Interpretive Summary: Brazil is the largest center of distribution of the genus Hippeastrum (Amaryllidaceae family), which have given rise through hybridization to the popular horticultural hybrid amaryllis. In the wild, most amaryllis species are known to be of restricted distribution, and threatened by development, over-collection, or other factors.
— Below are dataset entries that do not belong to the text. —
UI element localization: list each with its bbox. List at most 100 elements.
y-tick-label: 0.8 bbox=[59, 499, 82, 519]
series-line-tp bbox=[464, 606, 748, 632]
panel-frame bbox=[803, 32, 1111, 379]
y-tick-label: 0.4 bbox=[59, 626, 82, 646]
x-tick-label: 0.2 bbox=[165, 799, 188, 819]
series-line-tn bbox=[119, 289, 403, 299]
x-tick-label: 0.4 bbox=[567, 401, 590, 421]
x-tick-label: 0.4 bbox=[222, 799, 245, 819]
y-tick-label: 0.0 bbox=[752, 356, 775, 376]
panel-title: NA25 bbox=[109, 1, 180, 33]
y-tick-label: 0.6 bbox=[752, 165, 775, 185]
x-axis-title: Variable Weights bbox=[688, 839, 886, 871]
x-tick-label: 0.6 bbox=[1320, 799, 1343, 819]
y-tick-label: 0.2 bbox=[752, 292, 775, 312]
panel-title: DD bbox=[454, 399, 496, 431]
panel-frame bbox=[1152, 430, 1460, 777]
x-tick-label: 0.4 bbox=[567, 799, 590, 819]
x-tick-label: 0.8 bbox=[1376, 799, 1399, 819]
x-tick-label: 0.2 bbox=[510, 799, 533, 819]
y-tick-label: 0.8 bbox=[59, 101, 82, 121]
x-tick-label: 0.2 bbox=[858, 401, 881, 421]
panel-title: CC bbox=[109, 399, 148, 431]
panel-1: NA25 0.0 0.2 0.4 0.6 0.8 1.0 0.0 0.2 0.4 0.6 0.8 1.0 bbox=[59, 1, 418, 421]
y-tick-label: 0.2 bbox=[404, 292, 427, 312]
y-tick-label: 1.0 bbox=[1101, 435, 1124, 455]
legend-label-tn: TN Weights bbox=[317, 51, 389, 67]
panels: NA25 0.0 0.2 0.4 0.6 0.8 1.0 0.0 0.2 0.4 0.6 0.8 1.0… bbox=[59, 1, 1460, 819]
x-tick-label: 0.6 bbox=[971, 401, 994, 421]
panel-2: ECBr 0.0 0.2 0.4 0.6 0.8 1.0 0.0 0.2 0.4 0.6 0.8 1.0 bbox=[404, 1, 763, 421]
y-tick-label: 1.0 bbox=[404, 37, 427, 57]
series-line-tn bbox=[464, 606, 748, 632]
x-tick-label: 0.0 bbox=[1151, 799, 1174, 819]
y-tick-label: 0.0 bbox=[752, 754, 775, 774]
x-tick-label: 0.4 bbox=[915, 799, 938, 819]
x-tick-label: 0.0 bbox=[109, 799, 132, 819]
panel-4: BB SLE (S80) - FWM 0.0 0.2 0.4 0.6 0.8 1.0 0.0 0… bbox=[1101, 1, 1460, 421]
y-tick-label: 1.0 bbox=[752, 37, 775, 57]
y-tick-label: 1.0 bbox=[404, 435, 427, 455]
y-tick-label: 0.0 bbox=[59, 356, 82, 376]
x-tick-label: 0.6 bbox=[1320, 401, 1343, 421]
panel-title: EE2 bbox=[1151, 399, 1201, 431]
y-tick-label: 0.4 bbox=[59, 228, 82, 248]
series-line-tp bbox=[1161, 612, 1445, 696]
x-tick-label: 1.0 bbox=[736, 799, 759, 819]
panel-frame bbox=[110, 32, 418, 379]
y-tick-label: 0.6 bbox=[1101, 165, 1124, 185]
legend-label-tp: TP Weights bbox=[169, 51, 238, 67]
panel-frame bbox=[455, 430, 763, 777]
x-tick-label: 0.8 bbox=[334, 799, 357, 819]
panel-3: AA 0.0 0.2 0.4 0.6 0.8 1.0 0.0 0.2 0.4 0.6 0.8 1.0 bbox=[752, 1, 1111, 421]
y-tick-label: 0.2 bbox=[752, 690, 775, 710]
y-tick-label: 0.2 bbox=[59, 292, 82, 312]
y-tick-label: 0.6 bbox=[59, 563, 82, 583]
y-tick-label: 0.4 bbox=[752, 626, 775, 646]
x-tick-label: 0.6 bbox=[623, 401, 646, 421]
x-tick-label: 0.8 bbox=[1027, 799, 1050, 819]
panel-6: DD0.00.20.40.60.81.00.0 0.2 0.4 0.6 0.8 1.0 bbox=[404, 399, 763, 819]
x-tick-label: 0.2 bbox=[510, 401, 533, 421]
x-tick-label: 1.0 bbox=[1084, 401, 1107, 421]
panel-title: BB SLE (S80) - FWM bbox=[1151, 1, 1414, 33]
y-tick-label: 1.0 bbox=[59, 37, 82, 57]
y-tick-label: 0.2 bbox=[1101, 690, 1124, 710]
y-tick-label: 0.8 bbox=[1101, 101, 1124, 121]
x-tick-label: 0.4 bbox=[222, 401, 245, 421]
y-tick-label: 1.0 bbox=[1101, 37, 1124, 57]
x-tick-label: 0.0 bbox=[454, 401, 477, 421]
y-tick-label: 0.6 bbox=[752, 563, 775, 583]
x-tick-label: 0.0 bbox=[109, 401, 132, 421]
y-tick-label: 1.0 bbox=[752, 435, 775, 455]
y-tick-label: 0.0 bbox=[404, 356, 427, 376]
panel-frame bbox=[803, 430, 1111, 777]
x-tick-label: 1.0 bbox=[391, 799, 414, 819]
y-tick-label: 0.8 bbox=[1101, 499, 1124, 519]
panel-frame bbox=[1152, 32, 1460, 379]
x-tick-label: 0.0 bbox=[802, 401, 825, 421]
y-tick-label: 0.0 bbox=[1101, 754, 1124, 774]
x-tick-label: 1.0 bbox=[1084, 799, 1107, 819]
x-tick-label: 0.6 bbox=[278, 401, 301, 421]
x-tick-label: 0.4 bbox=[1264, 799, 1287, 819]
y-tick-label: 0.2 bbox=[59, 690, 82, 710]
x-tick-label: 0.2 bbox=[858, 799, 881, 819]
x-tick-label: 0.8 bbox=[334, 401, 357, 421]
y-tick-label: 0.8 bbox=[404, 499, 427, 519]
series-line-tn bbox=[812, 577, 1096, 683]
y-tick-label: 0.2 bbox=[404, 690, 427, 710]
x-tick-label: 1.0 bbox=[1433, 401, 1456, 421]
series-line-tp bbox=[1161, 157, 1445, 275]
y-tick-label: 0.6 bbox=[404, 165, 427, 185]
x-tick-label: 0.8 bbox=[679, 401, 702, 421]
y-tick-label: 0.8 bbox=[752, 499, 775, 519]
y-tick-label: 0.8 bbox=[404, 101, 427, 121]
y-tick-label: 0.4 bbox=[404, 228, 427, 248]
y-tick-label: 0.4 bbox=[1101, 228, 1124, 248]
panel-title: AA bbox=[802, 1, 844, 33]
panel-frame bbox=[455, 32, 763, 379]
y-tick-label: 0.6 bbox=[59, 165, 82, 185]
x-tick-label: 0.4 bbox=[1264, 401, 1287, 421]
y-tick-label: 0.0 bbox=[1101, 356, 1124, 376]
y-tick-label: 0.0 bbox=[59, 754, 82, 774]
It is thus important to formally describe these new species before they can no longer be found in habitat. In this paper we describe two amaryllis species previously unknown to science, Hippeastrum lunaris and H. mauroi. Both are found only in Brazil in the seasonally dry savannah vegetation type known as cerrado. We also provide illustrations and an identification key to all amaryllis species known from the Brazilian cerrado. Discovery of novel species in the genus can contribute to the breeding of new phenoptypes with novel characters.
Technical Abstract: Monographic work on the genus Hippeastrum in Brazil has revealed two new species endemic to the Cerrado biome, here described and illustrated. Hippeastrum lunaris is a species restricted to the region of Chapada dos Veadeiros; H. mauroi is so far found only in Chapada dos Guimarães. Detailed descriptions, illustrations, and taxonomic comments on the conservation status of these species are provided, in addition to comparisons with morphologically similar species. An identification key to the species of Hippeastrum occurring in the Brazilian Cerrado is presented, accompanied by photographs of these species in their natural habitats.